Había acudido a la comisaría, a pesar de que era domingo por la tarde, para tener tiempo de repasar los interrogatorios realizados durante el fin de semana a la tripulación del barco ruso. Desde su punto de vista, el resultado de la operación era más bien pobre. Es verdad que se incautaron de cientos de litros de vodka ruso y detuvieron a unas cuantas personas, acusadas de venta ilegal, pero todo ese trabajo fue infructuroso: no habían descubierto nada que permitiera avanzar en la investigación del asesinato.
La búsqueda del arma continuaba sin tregua. Habían registrado a todos los habitantes de Gotland con licencia de armas, pero no encontraron en ninguna parte la Korovin utilizada en el asesinato. La policía sabía perfectamente que había gran cantidad de armas ilegales en los hogares suecos. Durante unos meses, a intervalos regulares de varios años, se promulgaba en el país una amnistía durante la cual cualquiera podía entregar anónimamente sus armas a la policía sin correr el riesgo de ser sancionado. Durante el último período de amnistía se habían recogido diecisiete mil armas en tres meses.
Knutas apoyó la frente en las manos. Había algo en toda aquella investigación que era absolutamente erróneo. Solo que no podía descubrir qué.
L
os despiadados rayos del sol la sorprendieron enroscada como una lombriz dentro de su saco de dormir. Tardó un rato en despertarse del todo, pero lo primero que sintió fue un agudo malestar en el estómago.

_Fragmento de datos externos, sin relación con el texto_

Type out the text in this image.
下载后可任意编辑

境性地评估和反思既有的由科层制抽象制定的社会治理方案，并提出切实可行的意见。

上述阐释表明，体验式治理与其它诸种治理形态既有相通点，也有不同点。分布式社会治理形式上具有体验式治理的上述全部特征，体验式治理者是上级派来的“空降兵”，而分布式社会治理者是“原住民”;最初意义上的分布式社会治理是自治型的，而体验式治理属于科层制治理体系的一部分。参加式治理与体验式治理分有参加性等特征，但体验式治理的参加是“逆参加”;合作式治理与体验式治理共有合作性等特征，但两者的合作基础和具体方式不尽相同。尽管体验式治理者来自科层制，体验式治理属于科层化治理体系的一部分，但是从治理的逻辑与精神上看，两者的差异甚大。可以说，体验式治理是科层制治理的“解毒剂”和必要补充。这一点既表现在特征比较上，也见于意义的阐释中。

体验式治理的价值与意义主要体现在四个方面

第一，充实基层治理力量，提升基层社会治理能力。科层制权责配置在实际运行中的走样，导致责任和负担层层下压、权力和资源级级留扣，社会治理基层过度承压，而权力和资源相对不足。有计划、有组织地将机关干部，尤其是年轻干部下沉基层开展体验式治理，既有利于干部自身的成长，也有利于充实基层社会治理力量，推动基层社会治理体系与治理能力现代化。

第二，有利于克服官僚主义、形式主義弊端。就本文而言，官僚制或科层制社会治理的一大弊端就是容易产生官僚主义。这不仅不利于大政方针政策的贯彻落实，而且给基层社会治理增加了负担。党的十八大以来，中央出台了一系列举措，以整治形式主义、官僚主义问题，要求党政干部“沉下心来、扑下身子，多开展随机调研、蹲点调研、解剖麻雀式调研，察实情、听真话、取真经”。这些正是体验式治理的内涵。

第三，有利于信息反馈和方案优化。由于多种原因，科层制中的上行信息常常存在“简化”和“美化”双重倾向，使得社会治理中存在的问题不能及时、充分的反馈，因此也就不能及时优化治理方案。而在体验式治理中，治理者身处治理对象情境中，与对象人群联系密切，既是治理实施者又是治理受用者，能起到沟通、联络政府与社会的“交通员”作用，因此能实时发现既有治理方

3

Entornó los ojos por la luz, y oyó voces en la playa. Se incorporó con ciertas dificultades hasta sentarse y levantó uno de los laterales del cortaviento. Un grupo de diez a quince personas paseaba por allí. Rondaban los cincuenta años e iban ataviados con mochilas, sombreros y calzado cómodo. Destacaba del murmullo general alguna risa aislada. Siguieron su paseo despreocupadamente; alguien le lanzó una mirada, pero enseguida volvió la cabeza. Nadie le prestó atención.
El saco de dormir que había al lado del suyo estaba vacío. Llevaba puesto el reloj; eran las once y cuarto. ¡Santo cielo! ¿Cómo había podido dormir hasta tan tarde? Volvió a mirar fuera. No se veía a Tanja por ningún sitio. ¿Se habría ido a dar un paseo o estaría nadando más allá? Entonces, se le despejó la cabeza y recordó lo que había pasado la noche anterior: los chicos de Estocolmo. Lo habían pasado bien, hicieron una barbacoa, se bañaron y bebieron un montón de cervezas y de copas. Uno de ellos tenía una guitarra; se había enamorado un poco de él oyéndole tocar. Y de repente se sintió mal y no pudo seguir con ellos, todo le daba vueltas. Tuvo que tumbarse un rato. Se excusó diciendo que tenía que hacer pis, salió e hizo sus necesidades, vomitó en los carrizos y luego se metió en el saco de dormir detrás del cortaviento. Había pensado echarse solo un rato, hasta que se le pasara el mareo, pero debió de quedarse dormida.
Levantó otra vez el lateral del cortaviento y miró hacia el mar. El barco ya no estaba allí. Se volvió a hundir en el saco de dormir. Tenía la garganta seca, hacía mucho calor y estaba sedienta. Se levantó tambaleándose, buscó una botella de agua y bebió. Hizo pis entre los pinos y luego se lavó en el mar. La cabeza le daba vueltas y estaba muerta de preocupación. ¿Dónde andaría su hermana? ¿Y si le había pasado algo?
—¡Tanja! —gritó tan alto como pudo.
Recorrió la playa solitaria de un lado a otro sin encontrarla. Siguió buscando en el pinar que había en lo alto. Cuanto más la buscaba, más preocupada se sentía. Aquella playa paradisíaca se volvió de repente amenazadora e inhóspita.